Hypoparathyroidism, a rare disorder characterized by absent or low levels of parathyroid hormone (PTH), often results from thyroid surgery. However, nonsurgical etiologies are present in >10% of patients. Data about this group of patients are limited. In this post hoc REPLACE (NCT00732615, EudraCT2008-005063-34) analysis, baseline characteristics and response to 50–100 µg/day rhPTH(1-84) in patients with postsurgical or nonsurgical hypoparathyroidism were evaluated. Demographic and baseline characteristics were compared between groups with chi-square tests for categorical variables and one-way analysis of variance with effect for continuous variables. Responders were defined as patients whose need for conventional treatment with oral calcium and active vitamin D was reduced by ≥50% while maintaining serum calcium at 2.00–2.25 mmol/L. Of 124 randomized patients, 89 (72%) had postsurgical and 35 (28%) had nonsurgical hypoparathyroidism. Interestingly per criteria in the 2015 ESE guidelines, ≥80% of patients within each subgroup were not well controlled pre-rhPTH(1-84) even after optimization with conventional treatment. Overall, there were more similarities than differences between the 2 groups.
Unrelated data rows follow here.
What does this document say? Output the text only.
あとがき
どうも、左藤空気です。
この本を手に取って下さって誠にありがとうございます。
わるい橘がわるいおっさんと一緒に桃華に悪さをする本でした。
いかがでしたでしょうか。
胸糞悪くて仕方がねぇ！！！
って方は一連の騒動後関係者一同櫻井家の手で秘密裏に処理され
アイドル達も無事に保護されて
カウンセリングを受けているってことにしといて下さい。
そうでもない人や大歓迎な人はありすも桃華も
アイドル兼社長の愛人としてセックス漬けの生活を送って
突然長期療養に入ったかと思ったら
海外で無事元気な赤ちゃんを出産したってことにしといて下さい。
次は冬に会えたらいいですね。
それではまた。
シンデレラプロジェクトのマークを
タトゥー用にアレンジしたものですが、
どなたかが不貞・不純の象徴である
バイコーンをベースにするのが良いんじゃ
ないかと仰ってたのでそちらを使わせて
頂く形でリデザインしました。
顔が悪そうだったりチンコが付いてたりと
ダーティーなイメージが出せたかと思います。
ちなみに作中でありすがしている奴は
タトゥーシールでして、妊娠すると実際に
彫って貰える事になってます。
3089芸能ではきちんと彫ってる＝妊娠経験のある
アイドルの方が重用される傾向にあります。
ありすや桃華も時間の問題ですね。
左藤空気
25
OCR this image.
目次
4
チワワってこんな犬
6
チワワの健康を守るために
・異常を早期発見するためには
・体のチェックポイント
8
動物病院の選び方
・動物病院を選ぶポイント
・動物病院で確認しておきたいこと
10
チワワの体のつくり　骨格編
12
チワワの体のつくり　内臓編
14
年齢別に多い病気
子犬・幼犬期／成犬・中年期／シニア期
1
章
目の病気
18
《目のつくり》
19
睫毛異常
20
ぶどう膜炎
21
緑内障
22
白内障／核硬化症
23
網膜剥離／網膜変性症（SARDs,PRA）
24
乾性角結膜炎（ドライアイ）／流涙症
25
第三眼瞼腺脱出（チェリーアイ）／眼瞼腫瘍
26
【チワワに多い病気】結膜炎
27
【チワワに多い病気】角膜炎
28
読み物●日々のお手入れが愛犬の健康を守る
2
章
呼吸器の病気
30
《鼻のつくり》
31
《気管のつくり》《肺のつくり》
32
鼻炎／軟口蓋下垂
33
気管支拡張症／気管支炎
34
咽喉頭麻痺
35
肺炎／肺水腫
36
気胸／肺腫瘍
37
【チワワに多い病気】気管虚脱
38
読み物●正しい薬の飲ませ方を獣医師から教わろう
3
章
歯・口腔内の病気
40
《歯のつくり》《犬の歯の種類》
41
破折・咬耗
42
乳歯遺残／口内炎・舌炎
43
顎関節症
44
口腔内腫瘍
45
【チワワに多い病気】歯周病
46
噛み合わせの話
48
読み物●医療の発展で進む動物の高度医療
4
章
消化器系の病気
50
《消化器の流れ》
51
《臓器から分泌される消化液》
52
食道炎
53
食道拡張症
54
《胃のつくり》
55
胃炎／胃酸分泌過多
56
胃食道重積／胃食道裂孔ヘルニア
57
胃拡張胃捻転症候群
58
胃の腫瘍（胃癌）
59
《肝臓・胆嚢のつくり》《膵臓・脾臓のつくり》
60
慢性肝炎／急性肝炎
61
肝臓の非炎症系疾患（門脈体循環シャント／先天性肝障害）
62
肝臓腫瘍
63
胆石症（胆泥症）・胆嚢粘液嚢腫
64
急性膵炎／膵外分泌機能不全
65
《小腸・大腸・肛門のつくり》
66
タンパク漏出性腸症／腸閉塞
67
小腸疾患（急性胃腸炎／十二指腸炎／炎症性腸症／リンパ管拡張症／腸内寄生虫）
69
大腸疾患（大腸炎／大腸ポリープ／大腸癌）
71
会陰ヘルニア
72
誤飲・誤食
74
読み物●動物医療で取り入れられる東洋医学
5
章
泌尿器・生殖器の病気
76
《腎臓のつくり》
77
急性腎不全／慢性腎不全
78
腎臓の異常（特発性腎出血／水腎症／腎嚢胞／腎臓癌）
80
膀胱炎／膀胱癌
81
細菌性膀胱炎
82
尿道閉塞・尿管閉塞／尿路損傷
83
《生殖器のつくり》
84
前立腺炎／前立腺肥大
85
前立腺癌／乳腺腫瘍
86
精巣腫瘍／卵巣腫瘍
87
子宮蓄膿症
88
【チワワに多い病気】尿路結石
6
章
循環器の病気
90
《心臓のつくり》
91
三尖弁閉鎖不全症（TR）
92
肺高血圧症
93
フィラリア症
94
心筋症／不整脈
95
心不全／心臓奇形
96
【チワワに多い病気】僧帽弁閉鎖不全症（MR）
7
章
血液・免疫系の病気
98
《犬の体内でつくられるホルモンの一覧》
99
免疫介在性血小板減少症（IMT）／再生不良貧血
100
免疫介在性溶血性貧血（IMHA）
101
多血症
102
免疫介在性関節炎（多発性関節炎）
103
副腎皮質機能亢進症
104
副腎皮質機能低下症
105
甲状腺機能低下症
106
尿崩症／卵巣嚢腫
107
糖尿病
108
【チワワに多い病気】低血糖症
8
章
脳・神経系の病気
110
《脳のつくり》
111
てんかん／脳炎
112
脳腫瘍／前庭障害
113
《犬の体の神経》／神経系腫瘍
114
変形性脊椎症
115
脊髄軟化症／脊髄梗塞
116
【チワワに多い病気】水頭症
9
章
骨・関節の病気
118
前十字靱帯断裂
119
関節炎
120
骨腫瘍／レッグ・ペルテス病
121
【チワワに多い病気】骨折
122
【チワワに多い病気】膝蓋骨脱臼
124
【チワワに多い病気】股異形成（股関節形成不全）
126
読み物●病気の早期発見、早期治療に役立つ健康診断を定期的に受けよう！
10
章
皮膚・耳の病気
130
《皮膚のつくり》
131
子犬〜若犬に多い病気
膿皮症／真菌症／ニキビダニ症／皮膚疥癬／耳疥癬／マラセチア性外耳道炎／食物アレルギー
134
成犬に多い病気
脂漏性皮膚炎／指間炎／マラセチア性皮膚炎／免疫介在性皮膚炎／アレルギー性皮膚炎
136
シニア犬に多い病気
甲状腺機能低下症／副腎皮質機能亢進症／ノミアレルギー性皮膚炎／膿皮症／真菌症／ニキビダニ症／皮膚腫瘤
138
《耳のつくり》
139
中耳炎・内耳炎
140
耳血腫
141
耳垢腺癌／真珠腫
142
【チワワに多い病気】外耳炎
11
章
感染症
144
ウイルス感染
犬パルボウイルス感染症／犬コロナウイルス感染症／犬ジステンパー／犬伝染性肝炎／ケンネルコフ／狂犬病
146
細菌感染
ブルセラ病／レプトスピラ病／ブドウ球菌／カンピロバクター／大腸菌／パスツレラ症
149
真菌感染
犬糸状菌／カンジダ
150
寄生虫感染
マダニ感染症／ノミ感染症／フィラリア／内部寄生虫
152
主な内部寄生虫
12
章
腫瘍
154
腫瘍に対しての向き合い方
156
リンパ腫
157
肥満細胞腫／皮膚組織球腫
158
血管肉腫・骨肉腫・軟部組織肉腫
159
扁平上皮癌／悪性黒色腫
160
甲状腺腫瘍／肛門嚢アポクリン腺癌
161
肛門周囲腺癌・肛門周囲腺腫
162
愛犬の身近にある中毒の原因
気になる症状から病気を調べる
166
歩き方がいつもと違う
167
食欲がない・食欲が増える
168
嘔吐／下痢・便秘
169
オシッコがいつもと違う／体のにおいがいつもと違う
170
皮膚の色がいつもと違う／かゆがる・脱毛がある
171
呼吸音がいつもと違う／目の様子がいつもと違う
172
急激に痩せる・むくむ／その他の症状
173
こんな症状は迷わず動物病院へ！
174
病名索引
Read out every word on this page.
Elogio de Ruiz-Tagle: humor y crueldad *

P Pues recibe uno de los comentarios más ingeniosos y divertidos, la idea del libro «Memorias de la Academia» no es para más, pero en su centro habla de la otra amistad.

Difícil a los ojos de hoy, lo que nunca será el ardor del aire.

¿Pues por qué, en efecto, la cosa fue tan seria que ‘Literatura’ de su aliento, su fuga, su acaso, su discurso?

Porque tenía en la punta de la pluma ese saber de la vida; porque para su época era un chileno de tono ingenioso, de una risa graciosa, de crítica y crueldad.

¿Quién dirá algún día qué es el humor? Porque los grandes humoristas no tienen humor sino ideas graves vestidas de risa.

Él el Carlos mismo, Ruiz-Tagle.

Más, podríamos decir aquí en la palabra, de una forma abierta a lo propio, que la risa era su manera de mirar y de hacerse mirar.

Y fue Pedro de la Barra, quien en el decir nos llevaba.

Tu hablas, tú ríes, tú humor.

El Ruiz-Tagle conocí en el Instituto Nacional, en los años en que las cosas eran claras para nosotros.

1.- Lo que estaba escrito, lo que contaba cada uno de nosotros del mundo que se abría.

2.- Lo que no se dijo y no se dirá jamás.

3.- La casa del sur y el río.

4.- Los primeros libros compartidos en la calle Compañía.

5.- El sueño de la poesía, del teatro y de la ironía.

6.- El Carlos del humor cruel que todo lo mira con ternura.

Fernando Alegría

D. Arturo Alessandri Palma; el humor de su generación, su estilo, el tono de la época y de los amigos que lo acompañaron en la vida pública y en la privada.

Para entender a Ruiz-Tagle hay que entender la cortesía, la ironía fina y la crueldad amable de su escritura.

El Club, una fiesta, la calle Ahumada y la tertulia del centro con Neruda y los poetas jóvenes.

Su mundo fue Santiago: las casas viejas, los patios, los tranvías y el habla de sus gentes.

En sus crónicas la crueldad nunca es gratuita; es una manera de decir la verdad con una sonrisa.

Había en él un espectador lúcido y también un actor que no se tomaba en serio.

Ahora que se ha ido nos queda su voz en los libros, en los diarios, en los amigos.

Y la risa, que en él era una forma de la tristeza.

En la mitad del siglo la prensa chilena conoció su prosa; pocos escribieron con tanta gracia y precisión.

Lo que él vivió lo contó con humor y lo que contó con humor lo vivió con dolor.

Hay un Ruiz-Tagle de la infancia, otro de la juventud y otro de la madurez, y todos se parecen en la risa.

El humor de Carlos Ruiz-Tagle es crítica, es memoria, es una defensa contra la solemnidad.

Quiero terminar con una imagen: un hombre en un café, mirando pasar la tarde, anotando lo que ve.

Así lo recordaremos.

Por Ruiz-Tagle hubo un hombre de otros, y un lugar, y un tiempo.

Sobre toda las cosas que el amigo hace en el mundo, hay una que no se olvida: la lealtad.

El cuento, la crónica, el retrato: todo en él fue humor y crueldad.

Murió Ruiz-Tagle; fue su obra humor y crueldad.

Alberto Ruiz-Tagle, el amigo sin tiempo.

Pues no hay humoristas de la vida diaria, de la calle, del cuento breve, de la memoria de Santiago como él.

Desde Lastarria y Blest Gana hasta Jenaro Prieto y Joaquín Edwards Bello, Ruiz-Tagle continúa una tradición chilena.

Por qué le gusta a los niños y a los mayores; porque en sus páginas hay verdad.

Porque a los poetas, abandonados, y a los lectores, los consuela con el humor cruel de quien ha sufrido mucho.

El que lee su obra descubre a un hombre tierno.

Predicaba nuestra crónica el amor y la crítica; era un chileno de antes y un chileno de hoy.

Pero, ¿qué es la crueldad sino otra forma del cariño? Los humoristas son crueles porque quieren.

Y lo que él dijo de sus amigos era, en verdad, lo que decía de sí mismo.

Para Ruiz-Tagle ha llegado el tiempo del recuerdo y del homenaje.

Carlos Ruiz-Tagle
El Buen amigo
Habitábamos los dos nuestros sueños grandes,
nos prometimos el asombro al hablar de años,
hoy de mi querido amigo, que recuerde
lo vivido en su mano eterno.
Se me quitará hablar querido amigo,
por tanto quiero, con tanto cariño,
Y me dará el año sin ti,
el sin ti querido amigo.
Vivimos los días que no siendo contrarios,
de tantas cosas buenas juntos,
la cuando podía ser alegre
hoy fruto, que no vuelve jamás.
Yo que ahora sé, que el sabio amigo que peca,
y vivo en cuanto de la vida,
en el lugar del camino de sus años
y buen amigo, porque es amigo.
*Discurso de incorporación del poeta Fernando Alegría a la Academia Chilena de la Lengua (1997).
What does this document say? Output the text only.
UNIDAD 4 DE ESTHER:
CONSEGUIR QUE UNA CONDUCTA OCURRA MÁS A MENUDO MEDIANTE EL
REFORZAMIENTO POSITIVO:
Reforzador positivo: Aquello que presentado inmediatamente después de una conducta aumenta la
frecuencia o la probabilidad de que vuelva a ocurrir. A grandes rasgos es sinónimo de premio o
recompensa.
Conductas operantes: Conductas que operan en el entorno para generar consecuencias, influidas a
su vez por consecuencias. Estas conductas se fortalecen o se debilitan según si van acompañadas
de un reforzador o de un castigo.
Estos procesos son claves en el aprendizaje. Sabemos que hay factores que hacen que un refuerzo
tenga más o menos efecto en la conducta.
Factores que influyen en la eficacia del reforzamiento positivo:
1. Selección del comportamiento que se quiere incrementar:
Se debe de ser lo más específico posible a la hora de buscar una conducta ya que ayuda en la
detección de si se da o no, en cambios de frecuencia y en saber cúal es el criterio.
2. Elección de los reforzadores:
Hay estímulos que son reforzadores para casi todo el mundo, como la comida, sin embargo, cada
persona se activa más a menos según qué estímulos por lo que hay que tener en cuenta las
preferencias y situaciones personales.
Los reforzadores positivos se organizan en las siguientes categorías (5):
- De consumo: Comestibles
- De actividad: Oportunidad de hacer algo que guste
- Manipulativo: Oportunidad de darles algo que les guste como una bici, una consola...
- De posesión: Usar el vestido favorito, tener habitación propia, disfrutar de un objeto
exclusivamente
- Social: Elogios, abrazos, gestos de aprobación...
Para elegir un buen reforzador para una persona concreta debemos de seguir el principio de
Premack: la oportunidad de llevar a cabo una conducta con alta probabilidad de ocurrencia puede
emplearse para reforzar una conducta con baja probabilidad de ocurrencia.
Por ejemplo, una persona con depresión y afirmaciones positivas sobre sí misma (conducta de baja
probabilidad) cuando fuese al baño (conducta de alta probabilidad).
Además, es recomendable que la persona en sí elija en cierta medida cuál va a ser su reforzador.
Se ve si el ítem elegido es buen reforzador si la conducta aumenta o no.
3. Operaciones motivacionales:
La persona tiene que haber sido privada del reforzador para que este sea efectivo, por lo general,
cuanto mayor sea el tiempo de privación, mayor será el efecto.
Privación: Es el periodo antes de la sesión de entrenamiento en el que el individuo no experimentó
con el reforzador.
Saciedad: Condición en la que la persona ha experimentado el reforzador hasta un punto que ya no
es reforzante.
The only significant differences between groups were male gender (9/89 [10%] vs 17/35 [49%]; P<0.0001), age at onset (49.1 vs 42.9 years, P=0.014), and time since diagnosis (12.1 vs 17.5 years, P=0.008). At baseline, mean (SD) serum intact PTH levels were 0.8 (0.9) and 0.4 (0.5) pmol/L in the postsurgical and nonsurgical groups, respectively; healthy adult range is 1.5-7.6 pmol/L. In the postsurgical group, the 58% responder rate with rhPTH(1-84) (35/60) was significantly higher than the 3% rate with placebo (1/29; P<0.001). In the nonsurgical group, the 46% responder rate in the rhPTH(1-84) group (11/24) was numerically higher than the 0% placebo group rate (0/11; P=0.007). This post hoc analysis did not suggest any differences in response to PTH(1-84) based on etiology of hypoparathyroidism.

 

Disclosure: MM: Advisory Group Member, NPS-Shire. MLB: Speaker Bureau Member, NPS-Shire, Investigator, NPS-Shire. JPB: Investigator, NPS-Shire, Advisory Group Member, NPS-Shire. BLC: Investigator, NPS-Shire, Advisory Group Member, NPS-Shire. WDF: Advisory Group Member, NPS-Shire, Speaker Bureau Member, NPS-Shire. AK: Employee, Shire. HL: Employee, NPS-Shire. HML: Employee, Shire. LR: Investigator, NPS-Shire, Advisory Group Member, NPS-Shire. DMS: Investigator, NPS-Shire, Advisory Group Member, NPS-Shire. TJV: Advisory Group Member, NPS-Shire.